ケイチャン
【2024年124冊目】
今回ご紹介する一冊は、
小原瑞樹
『ハートレス・ケア』です。
もくじ
【感想】「イメージで仕事を選ぶの?」
消去法で選んだ職場は
介護職だった・・
望まぬ職場で奮闘する
お仕事小説です
ケイチャン
職業に貴賤なしって、ホントかな?
ふうう~と、憂鬱なため息を連発する
新入社員の大石くん
だって俺の仕事は
介護なんだよ・・
銀行員の友達
公務員の友達
商社勤務の友達
そして俺は介護職・・
合コンに行けば
正面の女の子に
外れくじを引いた顔をされて
コンプレックスを感じてしまうんだ
そう思いながら働く毎日で
同僚や利用者のお年寄りたちと
交流していくうちに
介護職の意義に
気が付いていくんだ
新入社員と言えばなんとなく
夢と希望に満ちていて
ヤル気に溢れているイメージですが
大石クンは、真逆です
介護職に夢も希望も持てなくて
ヤル気なんて出ないよ・・
スーツを着てオフィスに通う
いわゆる『普通』な友人たちが
羨ましくてしかたありません
嫌々ながら働く大石クンだが
そこは真面目な彼のこと
真摯に人と向き合ってゆく
それに好感を持たない人はいない
介護職は人との距離が近い分
ダイレクトに反応が返ってくる
喜ばれるという感情の手ごたえが
たまらない
ケイチャン
そういう前向きな気持ちで
終わるエンディングに
少し成長した若者の姿を見ました
ケイチャン
ネガティブな印象が先立つ
職業の中にも
たしかな喜びが見えました
ケイチャン
イメージだけで仕事を
決めつけてはいけないですよね
逆に人気の就職先だって
きっと辛いことはあるのでしょう
ケイチャン
みなさんも今日も一日
お仕事お疲れ様でした笑
作品紹介(出版社より)
就職活動が難航し、やむなく有料老人ホームで介護士として働くことになった大石正人。介護の仕事に意義を見出せず退職を考えるも、今後の転職活動に支障が出ることを恐れ、せめて半年、その間だけの辛抱だと自分に言い聞かせている。
利用者に寄り添う優しい介護士になんてなれないし、なるつもりもない。人気のある職業に就いた友人の話を聞いては劣等感を抱き、今の自分を「負け組」だと卑下する日々が続く。
どうせ半年で辞めるのに。
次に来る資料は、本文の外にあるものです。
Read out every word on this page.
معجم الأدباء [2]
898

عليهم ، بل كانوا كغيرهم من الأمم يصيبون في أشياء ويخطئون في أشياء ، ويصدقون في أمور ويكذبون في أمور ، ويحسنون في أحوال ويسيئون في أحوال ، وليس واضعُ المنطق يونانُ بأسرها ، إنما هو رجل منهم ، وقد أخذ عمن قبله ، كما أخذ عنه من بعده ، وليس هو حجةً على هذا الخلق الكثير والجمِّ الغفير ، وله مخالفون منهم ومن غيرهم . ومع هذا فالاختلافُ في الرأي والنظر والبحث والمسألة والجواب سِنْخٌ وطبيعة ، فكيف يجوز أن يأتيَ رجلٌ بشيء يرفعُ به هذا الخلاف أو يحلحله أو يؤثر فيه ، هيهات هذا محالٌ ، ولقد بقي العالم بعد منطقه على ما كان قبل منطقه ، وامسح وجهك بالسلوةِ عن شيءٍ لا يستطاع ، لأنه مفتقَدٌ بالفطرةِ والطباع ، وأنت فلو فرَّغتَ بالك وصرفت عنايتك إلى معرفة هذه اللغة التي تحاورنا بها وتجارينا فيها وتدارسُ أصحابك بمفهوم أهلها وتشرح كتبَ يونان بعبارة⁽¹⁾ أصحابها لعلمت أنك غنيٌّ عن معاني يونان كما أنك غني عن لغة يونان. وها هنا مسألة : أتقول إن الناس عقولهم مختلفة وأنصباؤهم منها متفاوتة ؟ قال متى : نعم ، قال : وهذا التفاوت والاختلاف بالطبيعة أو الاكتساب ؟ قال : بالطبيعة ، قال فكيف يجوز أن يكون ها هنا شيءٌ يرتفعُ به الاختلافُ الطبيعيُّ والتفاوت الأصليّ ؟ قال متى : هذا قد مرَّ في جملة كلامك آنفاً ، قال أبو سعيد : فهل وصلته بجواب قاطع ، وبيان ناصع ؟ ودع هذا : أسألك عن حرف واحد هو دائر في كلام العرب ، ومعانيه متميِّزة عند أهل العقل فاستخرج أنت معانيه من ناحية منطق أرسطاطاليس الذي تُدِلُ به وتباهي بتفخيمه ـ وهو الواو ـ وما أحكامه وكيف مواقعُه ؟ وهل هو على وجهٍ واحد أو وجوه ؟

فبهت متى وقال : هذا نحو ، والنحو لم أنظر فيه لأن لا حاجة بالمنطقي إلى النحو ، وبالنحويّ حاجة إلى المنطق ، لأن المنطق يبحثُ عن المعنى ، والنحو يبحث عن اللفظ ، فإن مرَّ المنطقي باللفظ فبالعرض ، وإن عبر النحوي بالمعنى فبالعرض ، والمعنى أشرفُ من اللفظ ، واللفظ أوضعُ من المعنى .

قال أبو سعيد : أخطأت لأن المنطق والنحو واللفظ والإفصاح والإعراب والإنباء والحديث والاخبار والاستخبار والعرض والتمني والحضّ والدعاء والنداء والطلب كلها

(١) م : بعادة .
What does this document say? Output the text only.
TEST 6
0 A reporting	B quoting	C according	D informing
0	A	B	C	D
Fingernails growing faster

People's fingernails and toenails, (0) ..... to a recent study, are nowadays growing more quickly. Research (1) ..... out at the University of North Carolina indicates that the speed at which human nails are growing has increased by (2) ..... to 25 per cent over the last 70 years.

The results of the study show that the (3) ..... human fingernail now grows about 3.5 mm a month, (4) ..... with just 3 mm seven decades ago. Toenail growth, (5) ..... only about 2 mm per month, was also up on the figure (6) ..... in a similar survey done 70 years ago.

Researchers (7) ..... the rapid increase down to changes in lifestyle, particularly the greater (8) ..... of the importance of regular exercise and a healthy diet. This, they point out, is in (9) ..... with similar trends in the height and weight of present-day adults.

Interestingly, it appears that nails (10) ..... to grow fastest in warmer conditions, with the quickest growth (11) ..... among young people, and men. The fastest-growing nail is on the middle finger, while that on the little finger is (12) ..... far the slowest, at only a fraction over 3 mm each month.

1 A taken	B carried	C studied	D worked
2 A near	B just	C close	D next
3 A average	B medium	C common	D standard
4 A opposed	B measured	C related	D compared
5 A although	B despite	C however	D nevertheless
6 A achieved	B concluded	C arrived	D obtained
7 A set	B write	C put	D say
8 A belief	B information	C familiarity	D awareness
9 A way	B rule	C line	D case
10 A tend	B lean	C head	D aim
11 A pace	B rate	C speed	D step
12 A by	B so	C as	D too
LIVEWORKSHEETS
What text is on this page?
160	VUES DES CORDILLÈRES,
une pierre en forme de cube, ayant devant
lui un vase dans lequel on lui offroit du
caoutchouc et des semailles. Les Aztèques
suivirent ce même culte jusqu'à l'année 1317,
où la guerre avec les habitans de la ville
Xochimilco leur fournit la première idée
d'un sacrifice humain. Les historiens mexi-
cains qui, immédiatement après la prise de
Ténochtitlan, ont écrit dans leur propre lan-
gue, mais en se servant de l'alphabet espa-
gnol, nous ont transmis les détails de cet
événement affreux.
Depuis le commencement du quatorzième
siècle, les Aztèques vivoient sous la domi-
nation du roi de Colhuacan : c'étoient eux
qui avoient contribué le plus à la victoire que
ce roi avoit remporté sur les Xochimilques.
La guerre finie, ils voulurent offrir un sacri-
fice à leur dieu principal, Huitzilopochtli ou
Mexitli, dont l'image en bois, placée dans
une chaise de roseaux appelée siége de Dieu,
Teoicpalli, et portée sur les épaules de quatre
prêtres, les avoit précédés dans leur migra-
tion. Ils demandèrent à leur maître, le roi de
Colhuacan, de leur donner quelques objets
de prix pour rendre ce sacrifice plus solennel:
新しい業務を覚えながらもそう考えていた正人は、現場で働く職員たちの姿を見て、とある疑問を抱いた。どうして、この人たちは介護の仕事を選んだのだろうか――。目次
CARE1 俺の仕事は○○
CARE2 介護職なんて底辺でしょ?
CARE3 尊厳の保持が私の使命
CARE4 人生に、彩りを添えて
CARE5 求める人が、いるのなら
作品データ
タイトル:『ハートレス・ケア』
著者:小原瑞樹
出版社:opsol book
発売日:2024/9/3
作家紹介
小原瑞樹(おはら・みずき)
1991年生まれ。京都市出身。
2023年に「ハートレス・ケア」(旧題:Why do you care?)が第1回ハナショウブ小説賞長編部門大賞を受賞。